И она ушла, а я почувствовал себя таким ничтожным, как никогда в жизни, ничтожнее даже, чем в присутствии Зикали мудреца. Почему, думал я, она довела меня сперва до безумия, а затем отказалась? И по сей час я не могу дать ответа на этот вопрос. Я только предполагаю, что она действительно полюбила меня, но боялась вовлечь меня в неприятности и заговоры. А может быть, она была настолько умна, что видела, что наши характеры — как масло и вода, которые никогда не могут соединиться.
Глава V
Соперники
Можно было ожидать, что после этой удивительной сцены мои отношения с молодой девушкой будут натянутыми. Нисколько. Когда мы снова встретились на следующее утро, Мамина держалась свободно и естественно, как всегда. Она перевязала мои раны, которые почти уже зажили, шутила, расспрашивала о содержании некоторых писем и газет, полученных мною из Наталя, — словом, вела себя как ни в чем не бывало.
Вам, может быть, покажется странным, что дикарка могла действовать так тонко. Но дело именно в том, что в основе все люди одинаковы, и между дикарем и нами очень мало разницы. По какому праву называем мы такие, например, народы, как зулусы, дикарями?

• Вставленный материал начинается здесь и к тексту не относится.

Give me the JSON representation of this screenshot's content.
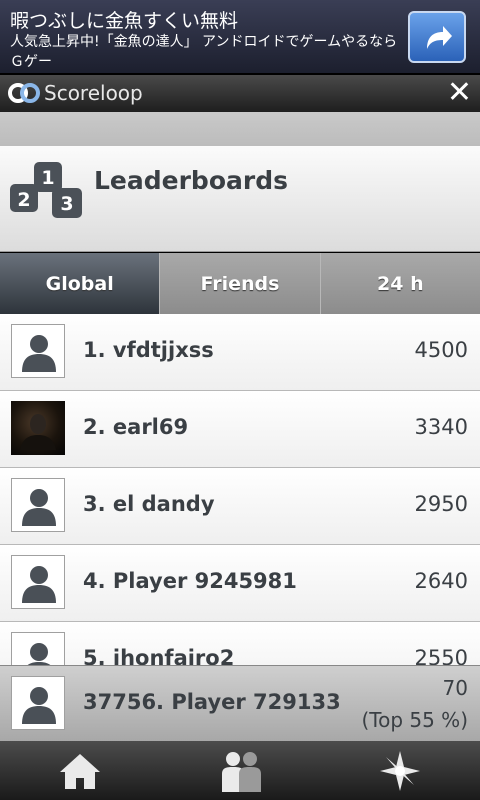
{
  "ad": {
    "title": "暇つぶしに金魚すくい無料",
    "body": "人気急上昇中!「金魚の達人」 アンドロイドでゲームやるならＧゲー",
    "action_icon": "share-arrow-icon"
  },
  "app_bar": {
    "brand": "Scoreloop",
    "close_label": "✕"
  },
  "header": {
    "title": "Leaderboards",
    "icon": "podium-icon"
  },
  "tabs": [
    {
      "label": "Global",
      "active": true
    },
    {
      "label": "Friends",
      "active": false
    },
    {
      "label": "24 h",
      "active": false
    }
  ],
  "leaderboard": [
    {
      "name": "1. vfdtjjxss",
      "score": "4500",
      "avatar": "default"
    },
    {
      "name": "2. earl69",
      "score": "3340",
      "avatar": "photo"
    },
    {
      "name": "3. el dandy",
      "score": "2950",
      "avatar": "default"
    },
    {
      "name": "4. Player 9245981",
      "score": "2640",
      "avatar": "default"
    },
    {
      "name": "5. jhonfairo2",
      "score": "2550",
      "avatar": "default"
    }
  ],
  "my_rank": {
    "name": "37756. Player 729133",
    "score": "70",
    "percentile": "(Top 55 %)"
  },
  "bottom_nav": [
    {
      "icon": "home-icon"
    },
    {
      "icon": "friends-icon"
    },
    {
      "icon": "star-burst-icon"
    }
  ]
}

Если не заострять внимания на их обычае полигамии, что в конце концов обычно и среди цивилизованных народов Востока, можно утверждать, что они имеют социальную систему, очень похожую на нашу. У них есть древние, глубоко оправданные законы, и нравственность их не ниже нашей. Они честные и правдивые, и строго чтут гостеприимство.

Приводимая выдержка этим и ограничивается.